Dani Alves vai passar o fim de semana na prisão
Dani Alves vai passar o fim de semana na prisãoProfimedia

O brasileiro Dani Alves vai permanecer na prisão pelo menos até segunda-feira, uma vez que não pagou a fiança de um milhão de euros fixada pelo Tribunal Superior de Barcelona na sexta-feira para lhe conceder a liberdade provisória enquanto se resolvem os recursos contra a sua condenação por violação.

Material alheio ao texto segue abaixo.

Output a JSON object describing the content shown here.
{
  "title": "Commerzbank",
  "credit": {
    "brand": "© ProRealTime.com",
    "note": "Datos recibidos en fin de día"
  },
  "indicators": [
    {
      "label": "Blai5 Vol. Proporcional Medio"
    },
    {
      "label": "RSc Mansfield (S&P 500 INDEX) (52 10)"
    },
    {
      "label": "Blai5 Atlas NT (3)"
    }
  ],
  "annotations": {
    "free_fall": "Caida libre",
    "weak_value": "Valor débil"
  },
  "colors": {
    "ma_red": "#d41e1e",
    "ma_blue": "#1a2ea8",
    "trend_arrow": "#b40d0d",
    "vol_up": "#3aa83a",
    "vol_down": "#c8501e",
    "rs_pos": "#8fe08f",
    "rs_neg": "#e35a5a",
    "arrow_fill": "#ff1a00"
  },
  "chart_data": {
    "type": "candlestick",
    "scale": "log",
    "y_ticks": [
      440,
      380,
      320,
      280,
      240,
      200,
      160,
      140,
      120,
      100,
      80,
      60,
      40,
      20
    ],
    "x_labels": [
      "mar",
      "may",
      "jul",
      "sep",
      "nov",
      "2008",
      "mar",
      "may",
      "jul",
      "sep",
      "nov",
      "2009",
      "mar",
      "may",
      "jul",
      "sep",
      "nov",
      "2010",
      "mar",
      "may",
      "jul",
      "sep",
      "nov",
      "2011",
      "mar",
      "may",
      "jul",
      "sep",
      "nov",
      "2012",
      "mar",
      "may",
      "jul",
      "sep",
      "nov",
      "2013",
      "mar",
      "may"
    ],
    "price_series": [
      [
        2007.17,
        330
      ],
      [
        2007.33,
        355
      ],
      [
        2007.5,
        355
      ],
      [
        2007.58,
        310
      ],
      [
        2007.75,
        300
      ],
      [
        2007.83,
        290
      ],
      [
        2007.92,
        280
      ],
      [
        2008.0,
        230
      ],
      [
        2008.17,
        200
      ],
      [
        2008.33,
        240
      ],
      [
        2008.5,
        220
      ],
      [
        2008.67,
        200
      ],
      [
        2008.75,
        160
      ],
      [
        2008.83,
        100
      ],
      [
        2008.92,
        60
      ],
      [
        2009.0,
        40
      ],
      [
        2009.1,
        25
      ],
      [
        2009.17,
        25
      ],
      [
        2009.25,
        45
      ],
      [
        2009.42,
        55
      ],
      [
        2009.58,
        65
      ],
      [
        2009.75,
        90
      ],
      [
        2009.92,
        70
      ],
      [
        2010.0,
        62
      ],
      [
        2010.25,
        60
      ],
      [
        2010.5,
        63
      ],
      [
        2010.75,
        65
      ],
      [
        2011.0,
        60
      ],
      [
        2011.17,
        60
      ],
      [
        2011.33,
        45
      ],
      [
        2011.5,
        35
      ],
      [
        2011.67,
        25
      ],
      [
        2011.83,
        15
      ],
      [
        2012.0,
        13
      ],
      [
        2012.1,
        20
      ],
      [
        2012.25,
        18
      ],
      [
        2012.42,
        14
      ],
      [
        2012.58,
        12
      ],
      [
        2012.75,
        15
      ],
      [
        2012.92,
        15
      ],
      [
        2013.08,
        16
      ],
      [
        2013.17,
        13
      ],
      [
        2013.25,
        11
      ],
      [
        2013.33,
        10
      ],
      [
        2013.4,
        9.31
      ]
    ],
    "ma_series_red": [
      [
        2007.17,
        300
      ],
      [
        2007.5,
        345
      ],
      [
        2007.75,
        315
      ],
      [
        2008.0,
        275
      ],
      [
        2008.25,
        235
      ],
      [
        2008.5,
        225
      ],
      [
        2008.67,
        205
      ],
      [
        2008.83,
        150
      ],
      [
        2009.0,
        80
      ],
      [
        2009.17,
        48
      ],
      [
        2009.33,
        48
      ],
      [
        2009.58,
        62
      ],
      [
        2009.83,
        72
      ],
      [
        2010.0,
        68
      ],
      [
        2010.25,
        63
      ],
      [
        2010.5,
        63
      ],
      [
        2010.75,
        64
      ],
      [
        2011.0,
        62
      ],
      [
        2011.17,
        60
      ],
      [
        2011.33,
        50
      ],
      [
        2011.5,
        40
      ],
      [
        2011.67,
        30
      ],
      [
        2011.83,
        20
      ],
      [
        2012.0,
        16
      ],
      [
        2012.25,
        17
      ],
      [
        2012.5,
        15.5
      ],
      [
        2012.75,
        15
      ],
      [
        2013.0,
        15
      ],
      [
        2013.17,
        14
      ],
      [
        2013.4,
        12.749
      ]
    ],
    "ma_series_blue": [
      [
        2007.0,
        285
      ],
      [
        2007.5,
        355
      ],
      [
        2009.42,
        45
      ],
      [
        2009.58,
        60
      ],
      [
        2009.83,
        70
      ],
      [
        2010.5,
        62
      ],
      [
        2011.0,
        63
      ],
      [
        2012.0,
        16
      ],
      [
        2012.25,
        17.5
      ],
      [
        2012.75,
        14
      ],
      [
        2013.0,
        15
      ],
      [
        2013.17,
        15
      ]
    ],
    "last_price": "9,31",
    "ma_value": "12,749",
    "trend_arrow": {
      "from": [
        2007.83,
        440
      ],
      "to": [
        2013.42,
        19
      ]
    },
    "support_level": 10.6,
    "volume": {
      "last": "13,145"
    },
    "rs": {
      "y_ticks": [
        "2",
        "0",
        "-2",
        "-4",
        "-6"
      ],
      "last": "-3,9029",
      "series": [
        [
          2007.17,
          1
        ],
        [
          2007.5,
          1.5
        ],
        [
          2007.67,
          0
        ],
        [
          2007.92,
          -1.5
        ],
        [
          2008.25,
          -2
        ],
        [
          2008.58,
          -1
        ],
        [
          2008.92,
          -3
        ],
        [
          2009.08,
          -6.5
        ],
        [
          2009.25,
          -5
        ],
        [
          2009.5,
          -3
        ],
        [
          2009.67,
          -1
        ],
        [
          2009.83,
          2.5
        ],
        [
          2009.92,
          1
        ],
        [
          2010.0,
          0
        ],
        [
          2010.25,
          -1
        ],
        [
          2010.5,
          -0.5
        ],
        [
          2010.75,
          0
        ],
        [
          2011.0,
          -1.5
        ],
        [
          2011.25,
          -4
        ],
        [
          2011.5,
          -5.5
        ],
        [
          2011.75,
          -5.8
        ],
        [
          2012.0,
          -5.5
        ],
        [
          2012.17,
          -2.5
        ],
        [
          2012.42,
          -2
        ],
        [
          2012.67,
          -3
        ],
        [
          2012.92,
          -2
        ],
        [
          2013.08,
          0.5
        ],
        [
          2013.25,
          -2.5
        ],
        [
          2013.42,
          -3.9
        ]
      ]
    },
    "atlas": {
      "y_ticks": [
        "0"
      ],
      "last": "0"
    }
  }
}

Tal como tem acontecido desde que a decisão do Tribunal de Barcelona foi anunciada na quarta-feira, a defesa do jogador não depositou o montante antes das 13:00 portuguesas, hora a que termina o prazo diário, informaram fontes judiciais. Numa corrida contra o relógio para recolher o dinheiro, a sua advogada pediu o prolongamento de uma hora, mas também não chegou a tempo.

O atleta, condenado no mês passado a quatro anos e meio de prisão por violação, terá de permanecer na prisão onde foi condenado há 14 meses até, pelo menos, segunda-feira, altura em que reabre o serviço judicial.

A data da sua libertação da prisão de Brians 2, a cerca de 40 quilómetros a noroeste de Barcelona, dependerá do tempo que demorar a reunir o milhão de euros fixado como fiança pelo tribunal.

Apesar da sua carreira de sucesso no futebol de elite - onde jogou, entre outros, pelo Barcelona, Juventus e Paris SG - não está a ser fácil para Alves angariar essa quantia.

Na quinta-feira, o pai de Neymar, que o ajudou financeiramente após a sua detenção, negou que o vá ajudar novamente agora que foi condenado.

De acordo com a sua defesa, a situação financeira do futebolista foi gravemente afetada pela sua detenção em janeiro de 2023, que levou, entre outras coisas, à suspensão do seu contrato com o Pumas, e continua a aguardar o pagamento de somas avultadas, cerca de nove milhões de euros, na sequência de vários litígios com o fisco espanhol.

Para o Ministério Público e o Ministério Público privado, que se opuseram à sua libertação, a capacidade económica de Dani Alves continua a ser forte, pelo que o risco de fuga persiste.

Os magistrados, que consideraram na sua decisão que este risco "diminuiu" após a condenação em primeira instância, reconheceram no entanto que a verdadeira situação financeira de Alves "não é conhecida", mas que se pode presumir que tem "uma ampla solvabilidade financeira".

Para além da caução, o tribunal impôs igualmente outras medidas de liberdade provisória até ao trânsito em julgado da sentença, tais como a retirada dos seus dois passaportes, a obrigação de comparecer semanalmente no tribunal, de não sair do território nacional ou a proibição de se aproximar da vítima.

A 21.ª secção do Tribunal de Barcelona condenou Alves, no mês passado, a quatro anos e meio de prisão por ter violado uma mulher nas casas de banho de uma discoteca da cidade espanhola no final de 2022, numa sentença agora recorrida por todas as partes.